James O’Connor, executive vice president of Insignia Residential Group, which manages 300 buildings in the region, confirmed that there is a renewed interest in these onetime safe rooms. After the recent Code Orange alert, he said, many residents in Insignia buildings met to discuss reactivating ex-fallout shelters.

Some New Yorkers did more than just talk.

“We’ve had a lot of calls from architects, engineers and consumers in New York City,” said Walton McCarthy, president of Radius Engineering, a New Hampshire manufacturer of bomb shelters. Since the Code Orange episode, he said, sales of its air-purifying system have risen 40 percent — many to wealthy Manhattan residents. “For $30,000 to $130,000,” Mr. McCarthy said, “we can modernize any building’s fallout shelter to meet a standard for survival from 21st-century warfare.”

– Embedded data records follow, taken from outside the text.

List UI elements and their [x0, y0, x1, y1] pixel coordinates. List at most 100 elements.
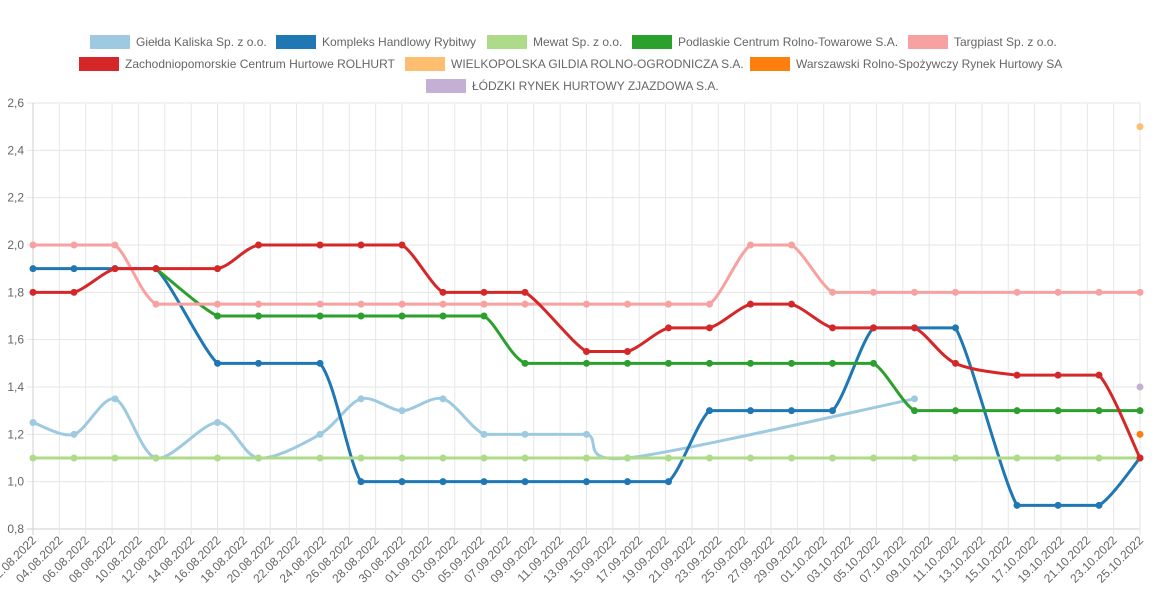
series-3: [152, 265, 1144, 415]
series-7: [1136, 430, 1144, 438]
data-point: [788, 300, 795, 308]
y-tick-label: 1,0: [7, 475, 24, 489]
y-tick-label: 1,8: [7, 285, 24, 299]
data-point: [29, 265, 37, 273]
data-point: [214, 312, 221, 320]
legend-label: Giełda Kaliska Sp. z o.o.: [136, 35, 267, 49]
data-point: [316, 300, 324, 308]
data-point: [357, 478, 365, 486]
data-point: [70, 265, 78, 273]
data-point: [316, 359, 324, 367]
data-point: [665, 324, 672, 332]
series-6: [1136, 123, 1144, 131]
data-point: [480, 454, 488, 462]
y-tick-label: 2,2: [7, 191, 24, 205]
data-point: [29, 454, 37, 462]
data-point: [624, 454, 631, 462]
series-lines: [29, 123, 1144, 509]
data-point: [70, 288, 78, 296]
legend-swatch: [632, 35, 672, 49]
data-point: [316, 241, 324, 249]
data-point: [398, 241, 406, 249]
data-point: [829, 454, 836, 462]
data-point: [747, 407, 754, 415]
data-point: [316, 430, 324, 438]
data-point: [1054, 501, 1062, 509]
data-point: [480, 478, 488, 486]
data-point: [583, 359, 590, 367]
legend-label: Podlaskie Centrum Rolno-Towarowe S.A.: [678, 35, 898, 49]
legend: Giełda Kaliska Sp. z o.o. Kompleks Handlo…: [79, 35, 1062, 93]
y-tick-label: 0,8: [7, 522, 24, 536]
data-point: [747, 359, 754, 367]
y-axis: 0,8 1,0 1,2 1,4 1,6 1,8 2,0 2,2 2,4 2,6: [7, 96, 24, 536]
data-point: [214, 359, 221, 367]
data-point: [788, 407, 795, 415]
data-point: [357, 300, 365, 308]
data-point: [398, 300, 406, 308]
data-point: [952, 454, 959, 462]
data-point: [1054, 288, 1062, 296]
legend-swatch: [426, 79, 466, 93]
legend-item: Kompleks Handlowy Rybitwy: [276, 35, 476, 49]
legend-label: WIELKOPOLSKA GILDIA ROLNO-OGRODNICZA S.A…: [451, 57, 744, 71]
data-point: [624, 348, 631, 355]
data-point: [706, 407, 713, 415]
data-point: [255, 359, 262, 367]
data-point: [829, 288, 836, 296]
data-point: [665, 454, 672, 462]
data-point: [1136, 454, 1144, 462]
legend-item: Warszawski Rolno-Spożywczy Rynek Hurtowy…: [750, 57, 1062, 71]
data-point: [439, 312, 447, 320]
data-point: [316, 312, 324, 320]
data-point: [439, 300, 447, 308]
data-point: [29, 419, 37, 426]
data-point: [911, 407, 918, 415]
data-point: [952, 288, 959, 296]
legend-swatch: [908, 35, 948, 49]
data-point: [255, 454, 262, 462]
data-point: [952, 324, 959, 332]
data-point: [214, 300, 221, 308]
legend-item: ŁÓDZKI RYNEK HURTOWY ZJAZDOWA S.A.: [426, 78, 719, 93]
data-point: [706, 324, 713, 332]
data-point: [521, 478, 529, 486]
data-point: [1013, 407, 1021, 415]
data-point: [521, 300, 529, 308]
data-point: [1136, 288, 1144, 296]
data-point: [788, 241, 795, 249]
data-point: [911, 324, 918, 332]
data-point: [788, 454, 795, 462]
data-point: [1013, 454, 1021, 462]
data-point: [665, 478, 672, 486]
data-point: [1095, 407, 1103, 415]
data-point: [1054, 371, 1062, 379]
legend-item: Targpiast Sp. z o.o.: [908, 35, 1057, 49]
data-point: [398, 407, 406, 415]
data-point: [255, 300, 262, 308]
data-point: [870, 324, 877, 332]
data-point: [70, 241, 78, 249]
legend-swatch: [487, 35, 527, 49]
x-axis: 02.08.202204.08.202206.08.202208.08.2022…: [0, 533, 1146, 586]
data-point: [214, 419, 221, 426]
data-point: [952, 407, 959, 415]
legend-label: Zachodniopomorskie Centrum Hurtowe ROLHU…: [125, 57, 396, 71]
data-point: [357, 395, 365, 403]
data-point: [1095, 288, 1103, 296]
data-point: [70, 454, 78, 462]
data-point: [521, 430, 529, 438]
y-tick-label: 2,6: [7, 96, 24, 110]
data-point: [747, 300, 754, 308]
data-point: [521, 288, 529, 296]
legend-label: ŁÓDZKI RYNEK HURTOWY ZJAZDOWA S.A.: [472, 78, 719, 93]
data-point: [583, 348, 590, 355]
data-point: [1136, 383, 1144, 391]
data-point: [788, 359, 795, 367]
data-point: [398, 454, 406, 462]
data-point: [398, 312, 406, 320]
data-point: [624, 300, 631, 308]
legend-label: Targpiast Sp. z o.o.: [954, 35, 1057, 49]
data-point: [521, 454, 529, 462]
data-point: [747, 241, 754, 249]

Amir Chaluts, a developer who is working on six high-end residential buildings, all 12 stories, in the financial district, Chelsea and the Upper East Side, has discussed installing fallout shelters in them with Security USA of Oakland, Calif. “It would be another amenity that we provide: marble bathrooms, gyms and a buildingwide safe room,” said Mr. Chaluts, who is from Israel and familiar with safety measures there.

Some New Yorkers are noticing they live in buildings without the space for a shelter.

“I wish my building had one,” said Pamela Power, who lives in a five-story co-op building on West 85th Street, “since the unthinkable isn’t unthinkable anymore.”